Insgesamt sind im PGH 13 freiberufliche Hebammen tätig, welche über ein eigenes kleines Büro verfügen.

Unsere Geburtshilfe findet unter ärztlicher Leitung statt. Dabei verfolgen wir einen kooperativen Führungsstil, der monatliche Besprechungen des aus Hebammen und Ärzten bestehenden Leitungsteams beinhaltet.

Wie sind die Arbeitsbedingungen Ihrer Hebammen ausgestaltet? Wie stellen Sie sicher, dass Ihre Hebammen Familie und Beruf gut miteinander vereinbaren können und sich wertgeschätzt fühlen?
Hasbargen: Es war der Wunsch unserer Hebammen nach Freiberuflichkeit, welcher in einem gemeinsamen Prozess umgesetzt wurde. Unsere seit Oktober 2018 freiberuflichen Hebammen arbeiten im Zwölf-Stunden-Schichtsystem. Dabei ist unser Hebammenteam zur Besetzung der Schichten vertraglich verpflichtet. Krankheitsvertretungen sind insofern generell freiberuflich organisiert. Gegebenenfalls ist bei einem großen Personalengpass nach Absprache aber eine temporäre Reduktion der Präsenzzeit möglich.

Im Schnitt werden ferner pro Hebamme zwei bis drei Frauen betreut. Darunter sind auch Schwangere zur Vorsorge oder Kontrolle, welche gegebenenfalls nachts sowie an Wochenenden notwendig sind.

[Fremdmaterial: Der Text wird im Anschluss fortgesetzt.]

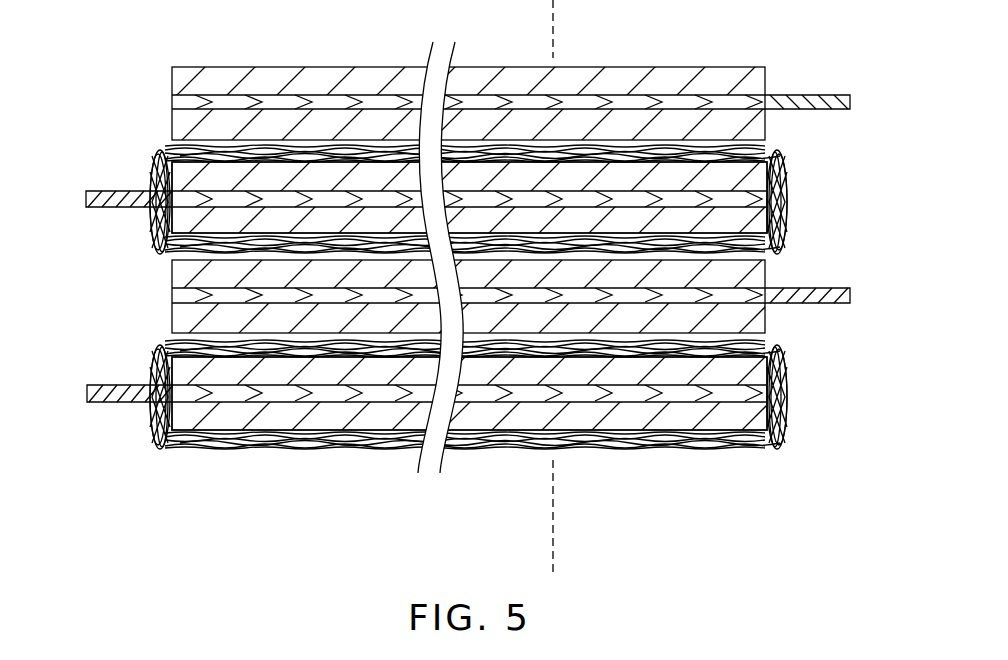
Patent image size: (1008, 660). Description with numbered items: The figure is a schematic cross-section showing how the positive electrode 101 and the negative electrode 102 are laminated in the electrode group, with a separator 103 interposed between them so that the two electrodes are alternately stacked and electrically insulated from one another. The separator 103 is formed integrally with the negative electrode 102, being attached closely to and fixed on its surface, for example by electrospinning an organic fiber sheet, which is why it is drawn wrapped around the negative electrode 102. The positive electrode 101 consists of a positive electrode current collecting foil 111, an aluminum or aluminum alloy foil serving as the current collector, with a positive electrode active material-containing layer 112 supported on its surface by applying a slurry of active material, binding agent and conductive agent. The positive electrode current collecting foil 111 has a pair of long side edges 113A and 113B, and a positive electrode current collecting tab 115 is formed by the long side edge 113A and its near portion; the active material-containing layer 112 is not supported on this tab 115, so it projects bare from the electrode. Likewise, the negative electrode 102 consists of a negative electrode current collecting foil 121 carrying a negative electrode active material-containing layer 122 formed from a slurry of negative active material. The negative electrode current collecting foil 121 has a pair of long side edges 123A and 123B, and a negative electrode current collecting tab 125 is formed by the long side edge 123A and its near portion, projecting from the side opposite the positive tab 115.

The positive electrode 101 is at (618, 67).
The negative electrode 102 is at (737, 220).
The separator 103 is at (670, 150).
The positive electrode current collecting foil 111 is at (500, 96).
The positive electrode active material-containing layer 112 is at (303, 76).
The long side edge 113A is at (852, 102).
The long side edge 113B is at (172, 102).
The positive electrode current collecting tab 115 is at (800, 97).
The negative electrode current collecting foil 121 is at (557, 191).
The negative electrode active material-containing layer 122 is at (197, 220).
The long side edge 123A is at (86, 201).
The long side edge 123B is at (770, 200).
The negative electrode current collecting tab 125 is at (110, 194).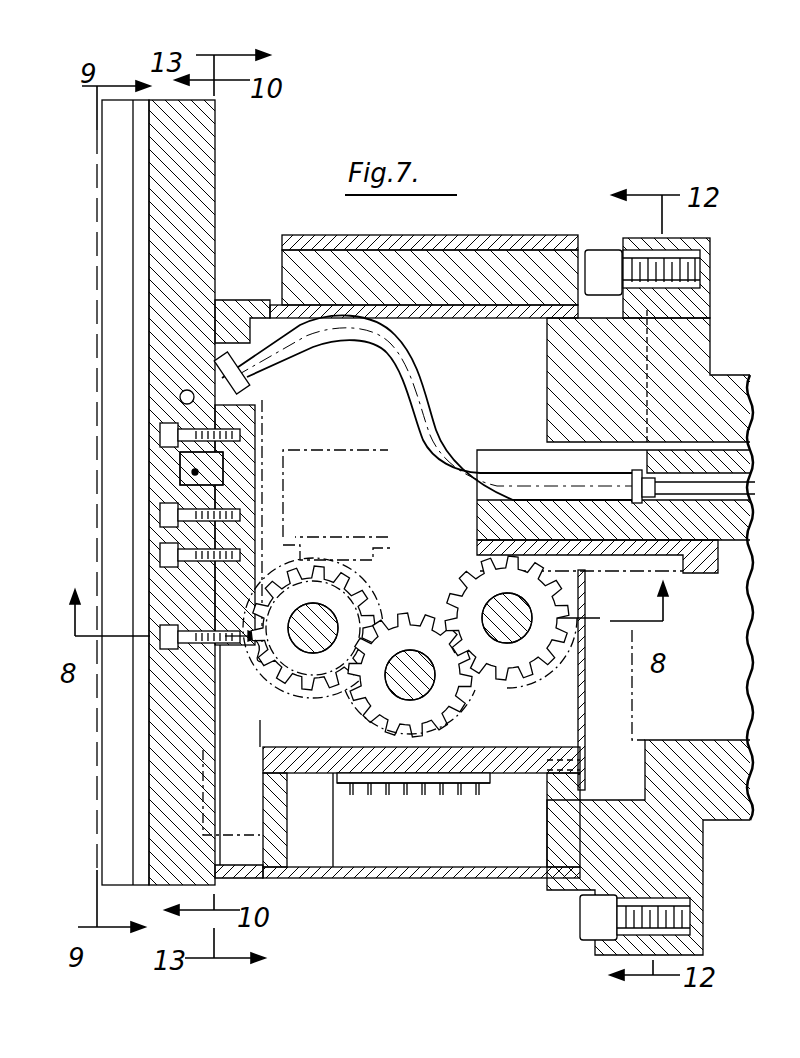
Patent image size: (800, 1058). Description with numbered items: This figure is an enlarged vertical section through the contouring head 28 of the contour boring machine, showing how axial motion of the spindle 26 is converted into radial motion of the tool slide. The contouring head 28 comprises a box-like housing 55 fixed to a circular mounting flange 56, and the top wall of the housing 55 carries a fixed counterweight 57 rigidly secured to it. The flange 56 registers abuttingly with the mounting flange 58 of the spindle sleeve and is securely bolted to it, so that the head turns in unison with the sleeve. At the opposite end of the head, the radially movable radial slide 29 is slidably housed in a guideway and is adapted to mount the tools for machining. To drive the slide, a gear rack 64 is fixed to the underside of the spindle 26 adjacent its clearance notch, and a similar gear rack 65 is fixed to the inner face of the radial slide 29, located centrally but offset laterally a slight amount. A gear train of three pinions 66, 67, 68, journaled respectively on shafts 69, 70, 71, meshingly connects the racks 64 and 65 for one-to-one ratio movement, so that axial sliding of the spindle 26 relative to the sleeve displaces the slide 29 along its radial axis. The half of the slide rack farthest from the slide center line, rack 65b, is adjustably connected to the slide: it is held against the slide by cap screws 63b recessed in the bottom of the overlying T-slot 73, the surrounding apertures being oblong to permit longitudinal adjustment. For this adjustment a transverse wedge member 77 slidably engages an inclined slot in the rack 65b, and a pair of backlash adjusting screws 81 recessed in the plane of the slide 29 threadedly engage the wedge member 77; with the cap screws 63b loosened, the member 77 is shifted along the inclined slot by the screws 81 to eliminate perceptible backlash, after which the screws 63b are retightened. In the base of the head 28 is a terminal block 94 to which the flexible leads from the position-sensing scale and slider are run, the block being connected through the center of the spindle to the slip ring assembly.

The spindle 26 is at (477, 522).
The contouring head 28 is at (374, 884).
The radial slide 29 is at (212, 183).
The box-like housing 55 is at (516, 878).
The mounting flange 56 is at (612, 244).
The counterweight 57 is at (447, 250).
The mounting flange of the spindle sleeve 58 is at (704, 328).
The cap screws 63b is at (236, 556).
The gear rack 64 is at (683, 572).
The gear rack 65 is at (262, 656).
The rack half 65b is at (237, 412).
The pinion 66 is at (486, 576).
The pinion 67 is at (433, 609).
The pinion 68 is at (346, 592).
The shaft 69 is at (511, 645).
The shaft 70 is at (428, 685).
The shaft 71 is at (312, 650).
The T-slot 73 is at (106, 884).
The wedge member 77 is at (228, 474).
The backlash adjusting screws 81 is at (198, 471).
The terminal block 94 is at (468, 792).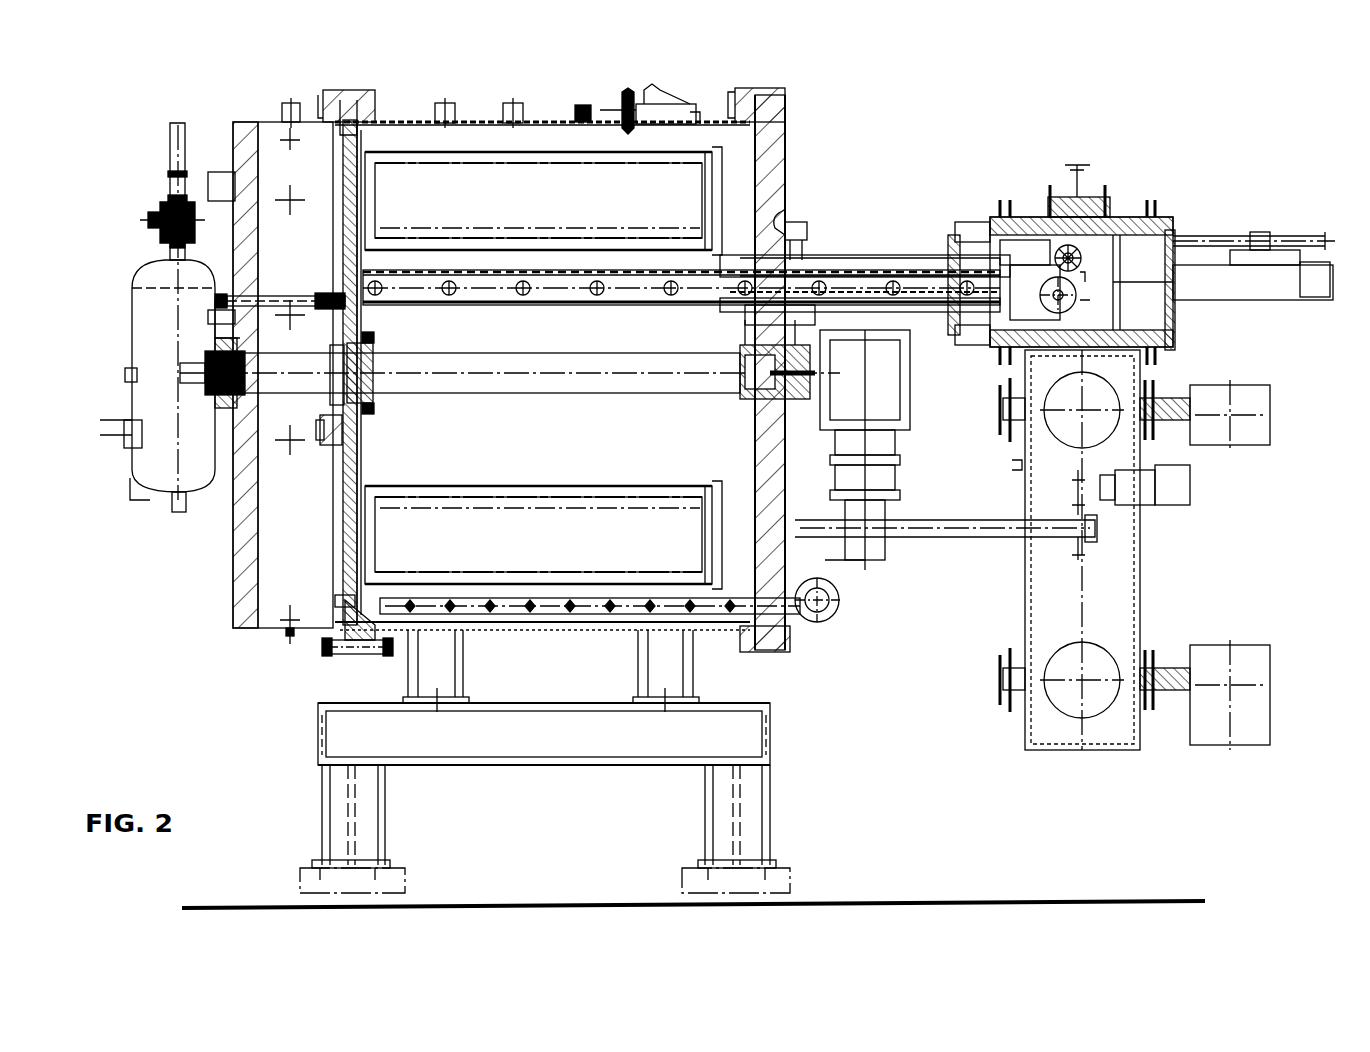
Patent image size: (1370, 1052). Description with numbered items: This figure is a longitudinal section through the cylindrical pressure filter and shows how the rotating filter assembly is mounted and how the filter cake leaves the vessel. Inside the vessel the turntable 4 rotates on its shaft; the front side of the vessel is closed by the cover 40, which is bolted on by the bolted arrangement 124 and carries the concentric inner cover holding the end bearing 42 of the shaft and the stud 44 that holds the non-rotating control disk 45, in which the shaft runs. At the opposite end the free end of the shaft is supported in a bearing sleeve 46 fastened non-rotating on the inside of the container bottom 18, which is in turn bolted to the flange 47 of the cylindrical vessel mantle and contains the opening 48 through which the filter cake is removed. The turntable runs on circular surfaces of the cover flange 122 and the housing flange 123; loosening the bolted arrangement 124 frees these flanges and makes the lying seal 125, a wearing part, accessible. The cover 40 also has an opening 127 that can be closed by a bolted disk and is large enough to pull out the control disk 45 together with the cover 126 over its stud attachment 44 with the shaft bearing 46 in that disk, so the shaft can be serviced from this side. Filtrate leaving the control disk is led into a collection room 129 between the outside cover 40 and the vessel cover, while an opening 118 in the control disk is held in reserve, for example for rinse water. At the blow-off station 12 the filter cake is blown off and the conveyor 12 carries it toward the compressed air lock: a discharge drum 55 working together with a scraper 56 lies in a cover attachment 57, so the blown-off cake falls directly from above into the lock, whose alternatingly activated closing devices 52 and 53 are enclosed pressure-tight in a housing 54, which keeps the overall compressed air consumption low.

Wie ist die Zusammenarbeit zwischen Ärzten und Hebammen in Ihrer Klinik ausgestaltet?
Hasbargen: Unsere Hebammen und unser ärztliches Personal nehmen an gemeinsamen Notfalltrainings und Fortbildungen teil. Diese beinhalten zum Beispiel Übungen für Notsectio und Schulterdystokie sowie wöchentliche Weiterbildungen mit Kurzvorträgen im Kreißsaalbereich. Ferner findet zwischen Ärzten und Hebammen eine monatliche Perinatalkonferenz statt.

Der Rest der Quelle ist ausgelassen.